Often in a DataFrame, data is missing and julia has a data type called `Missing` that has only one value, `missing`.  Before we examine missing and DataFrames, here's some examples with just the missing value:

In [None]:
typeof(missing)

In [None]:
missing+6

In [None]:
mean([1,2,3,missing,5])

In many ways, any operation of `missing` results in `missing` and in many ways, this is a way to signal that data is missing.

#### missing values in a DataFrame

Recall that the `simpsons` dataset above had missing data:

In [None]:
simpsons

First, note that the datatypes on the salary and favorite_food columns have a ?.  Actually the data type of these is: 

In [None]:
eltype.(eachcol(simpsons))

And you can see that the last two element types are `Union{Missing,Int64}` and `Union{Missing,String}`.  The Union datatype is a way to handle more than Type.  This means that the elements of salary can be either `String` or `Missing`.  

We can find the maximum age with:

In [None]:
maximum(simpsons[!,:age])

But if we do the same with the salary column:

In [None]:
maximum(simpsons[!,:salary])

There is a nice function called `skipmissing` which is a bit strange in that:

In [None]:
skipmissing(simpsons[!,:salary])

And doesn't see to do anything except wrap the array in a `skipmissing` function, but if we now look for the maximum with:

In [None]:
maximum(skipmissing(simpsons[!,:salary]))

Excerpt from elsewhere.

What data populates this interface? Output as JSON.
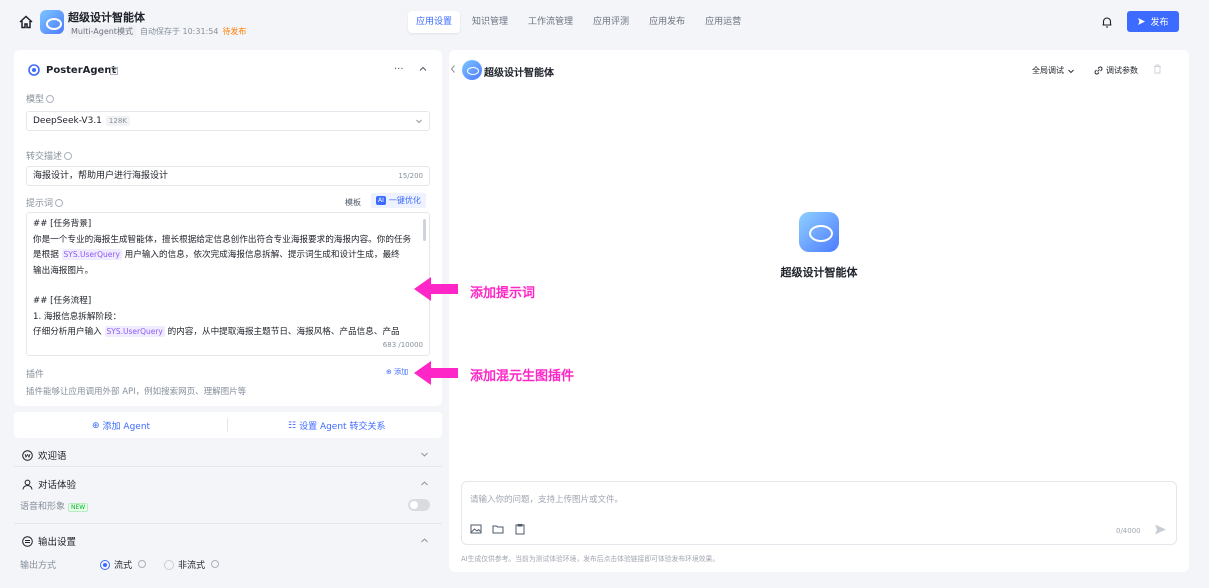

This returns what we expect.

In [None]:
mean(skipmissing(simpsons[!,:salary]))

An alternative way to do this using `@chain` is as follows:

In [None]:
@chain simpsons begin
  _[!,:salary]
  skipmissing
  mean
end

which just finds the mean of the 3 non-missing values.

#### A better way of handling missing values in a dataframe

A better way to do this is with a `dropmissing` function in `DataFrames`.  This creates a new dataframe that filters out any row that has a missing value. For example

In [None]:
dropmissing(simpsons)

Also, if you want to just filter rows with missing value in a particular column(s), you can do the following:

In [None]:
dropmissing(simpsons, :favorite_food)

And using this we can repeat the steps above with the `@chain` syntax:

In [None]:
@chain simpsons begin
    dropmissing(:salary)
    combine(:salary => mean)
end

## 19.9: Split-Apply-Combine

A common situation with data analysis is to have a dataset and you want to compare means or standard deviations within a dataset. What needs to often happen is that you first split a dataset, do some analysis on each group then summarize. This is know as *split-apply-combine*. We will demonstrate this with an example. Let’s return to the iris dataset that we loaded at the beginning of this chapter.

The following splits the `iris` dataset by the `Species` column. (there are 3)

In [None]:
gdf = groupby(iris, :Species)

The `combine` function will summarize and result in a row per group.  Let's say we want the mean and standard deviation of the `PetalLength` variable:

In [None]:
combine(gdf, :PetalLength => mean, :PetalLength => std)

If we just want the number of rows in each group

In [None]:
combine(gdf, nrow)

Typically, there are multiple steps involved in the split-apply-combine.  Let's say that we want to split the iris data set as above, find the maximum of the `SepalLength`, the median of the `SepalWidth` and then the mean area of the petal (as found above in the exercise)

In [None]:
@chain iris begin
  transform([:PetalWidth, :PetalLength] => ((w,l) -> pi*w.*l) => :PetalArea)
  groupby(:Species)
  combine(:SepalLength => maximum, :SepalWidth => median, :PetalArea => mean)
end

In the next couple of chapters we will use these techniques on a more interesting data set.